Но ты не знаешь, где найти воду или колу, ты просто остановился и стоишь, размышляя, где её тут раздобыть, а стоишь ты возле старого амбара с дырявыми стенами и крышей, которые никто не ремонтировал много лет, и тебе жаль заброшенную развалину. Тебе ведь жаль её, Берг?
– Ещё как. Я сейчас заплачу.
– Молодчина, – одобрил Эдди. – Никому до неё нет дела, никто о ней не вспоминает, а она стоит тут одна-одинёшенька, словно ещё живое существо, которое все давно похоронили.
– А это ещё печальней. Хорошо, что живых домов не бывает, иначе их страдания были бы нестерпимы, ведь они не могут позвать на помощь.
– Верно, – поддержал меня Эдди. – А теперь представим, что оно всё-таки живёт и, несмотря на людское равнодушие, чувствует себя отлично.
– Разве такое возможно?
– Возможно, если у тебя есть секрет, неизвестный другим. Дело в том, что на той самой стене, под которой ты отдыхаешь, томимый жаждой, сохранился едва заметный магический знак. Его краски полиняли, но их по-прежнему много.
– Ну и что?
– А то, что это и есть Великий Кунаклястер. И это не выдумка, а то, что случилось конкретно со мной. Я мечтал о воде, когда ко мне обратился символ на стене.
– И?
– Он заговорил со мною, Берг. Так и спросил: ты хочешь пить, малыш?
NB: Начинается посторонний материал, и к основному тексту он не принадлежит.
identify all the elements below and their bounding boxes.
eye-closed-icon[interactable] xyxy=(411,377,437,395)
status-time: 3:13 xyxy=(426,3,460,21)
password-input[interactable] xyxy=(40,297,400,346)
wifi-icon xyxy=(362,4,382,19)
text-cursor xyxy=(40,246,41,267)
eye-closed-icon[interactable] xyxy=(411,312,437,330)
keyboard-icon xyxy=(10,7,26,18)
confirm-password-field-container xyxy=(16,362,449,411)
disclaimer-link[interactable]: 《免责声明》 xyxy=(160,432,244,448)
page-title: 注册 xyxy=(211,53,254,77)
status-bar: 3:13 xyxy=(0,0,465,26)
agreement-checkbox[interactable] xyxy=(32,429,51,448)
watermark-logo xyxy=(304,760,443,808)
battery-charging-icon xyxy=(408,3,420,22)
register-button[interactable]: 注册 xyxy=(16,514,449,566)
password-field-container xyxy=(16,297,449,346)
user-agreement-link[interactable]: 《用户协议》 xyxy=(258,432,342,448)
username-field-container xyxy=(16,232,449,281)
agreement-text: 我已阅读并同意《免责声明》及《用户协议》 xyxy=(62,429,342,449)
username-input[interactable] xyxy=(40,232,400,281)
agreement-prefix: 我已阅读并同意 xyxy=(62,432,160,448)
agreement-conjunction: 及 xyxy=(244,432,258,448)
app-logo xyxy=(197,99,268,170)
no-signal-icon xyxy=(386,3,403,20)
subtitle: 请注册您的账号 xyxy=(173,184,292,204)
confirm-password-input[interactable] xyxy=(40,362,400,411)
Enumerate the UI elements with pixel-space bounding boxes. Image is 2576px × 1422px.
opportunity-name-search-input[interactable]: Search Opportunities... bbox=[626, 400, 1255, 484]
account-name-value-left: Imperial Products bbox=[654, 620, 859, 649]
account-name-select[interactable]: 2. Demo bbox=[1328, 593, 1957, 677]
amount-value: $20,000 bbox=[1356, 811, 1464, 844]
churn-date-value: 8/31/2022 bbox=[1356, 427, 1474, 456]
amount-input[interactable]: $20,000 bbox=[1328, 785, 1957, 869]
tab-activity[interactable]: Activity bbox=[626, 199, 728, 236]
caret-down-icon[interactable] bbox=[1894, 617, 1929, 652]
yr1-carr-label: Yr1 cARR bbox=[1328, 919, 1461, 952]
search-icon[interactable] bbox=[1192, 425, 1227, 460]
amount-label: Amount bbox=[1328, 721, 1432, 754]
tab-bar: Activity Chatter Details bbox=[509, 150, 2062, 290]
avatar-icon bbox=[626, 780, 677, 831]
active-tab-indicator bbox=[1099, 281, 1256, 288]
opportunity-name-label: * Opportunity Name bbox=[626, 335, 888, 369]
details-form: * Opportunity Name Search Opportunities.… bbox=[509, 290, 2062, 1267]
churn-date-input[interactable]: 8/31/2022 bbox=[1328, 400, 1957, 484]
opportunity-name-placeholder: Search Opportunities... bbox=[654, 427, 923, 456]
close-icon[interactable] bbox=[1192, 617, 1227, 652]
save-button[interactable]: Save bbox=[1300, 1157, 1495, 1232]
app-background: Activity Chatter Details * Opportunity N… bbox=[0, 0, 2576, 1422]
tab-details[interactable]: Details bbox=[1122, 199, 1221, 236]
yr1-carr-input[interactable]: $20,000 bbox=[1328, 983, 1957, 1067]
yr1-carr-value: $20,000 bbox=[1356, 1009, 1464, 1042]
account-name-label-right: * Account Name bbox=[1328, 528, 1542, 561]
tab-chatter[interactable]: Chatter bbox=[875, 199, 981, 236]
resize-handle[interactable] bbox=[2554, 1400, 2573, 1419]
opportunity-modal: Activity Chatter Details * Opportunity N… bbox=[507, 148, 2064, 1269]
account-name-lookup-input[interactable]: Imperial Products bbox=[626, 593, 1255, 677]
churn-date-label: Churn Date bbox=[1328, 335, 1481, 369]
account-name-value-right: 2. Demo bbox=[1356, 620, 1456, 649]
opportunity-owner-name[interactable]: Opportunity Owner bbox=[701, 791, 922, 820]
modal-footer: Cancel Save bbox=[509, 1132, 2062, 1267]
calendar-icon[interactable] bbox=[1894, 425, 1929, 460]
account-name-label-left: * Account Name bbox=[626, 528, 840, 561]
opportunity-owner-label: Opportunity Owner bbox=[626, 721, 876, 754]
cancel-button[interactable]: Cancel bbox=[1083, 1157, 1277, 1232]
В ответ на мой испуганный взгляд его орнамент сложился в улыбку. Тебе ведь известно, сколько разных кружочков, завитушек, слезинок, крапинок и шипов рисуют на знаках такого рода?
– Ну?
– Ну и затянуло меня в сферу этого знака. То есть, сначала он меня гипнотизировал, погружая в транс, как это было под небесным саваном. Ты ведь тоже тогда побывал в трансе, верно?
– Побывал, но очень испугался.
– Усталость и жажда заставили меня забыть про страх. Едва расслышав слово «пить», я сразу, не успев подумать, подтвердил: конечно, я хочу пить. То есть, Берг, я просто не успел ощутить испуг.
– Понимаю тебя, Эдди. И что же было дальше?
– Внезапно я очутился внутри изображения, кругами падая вниз, но мне было не страшно, потому что Кунаклястер успокаивал меня, повторяя: не надо бояться, малыш, тебя никто не обидит. Побудь здесь немного, и я угощу тебя газировкой с мороженым. Разве не здорово?
– Ещё как! – не будь я знаком с Эдди получше, я бы решил, что он выдумывает.
– Голос у него был приятный и тёплый, – продолжал Эдди. – Обладатель такого голоса не способен причинить вред. Затем внезапно я очутился в просторном драгсторе, где было свежо и прохладно. Ко мне подошёл человек в белой униформе продавца, и он спросил у меня голосом Кунаклястера: тебе с каким сиропом, Эдди? Ты понял, Берг – он знал моё имя! Вот сюрприз! В ответ я спросил, откуда он знает, как меня зовут, где я и кто он такой? На что мне ответили: всему своё время, малыш. Сначала скажи, с каким тебе сиропом. Пришлось назвать мой любимый сироп, ты же знаешь, какой я люблю, Берг!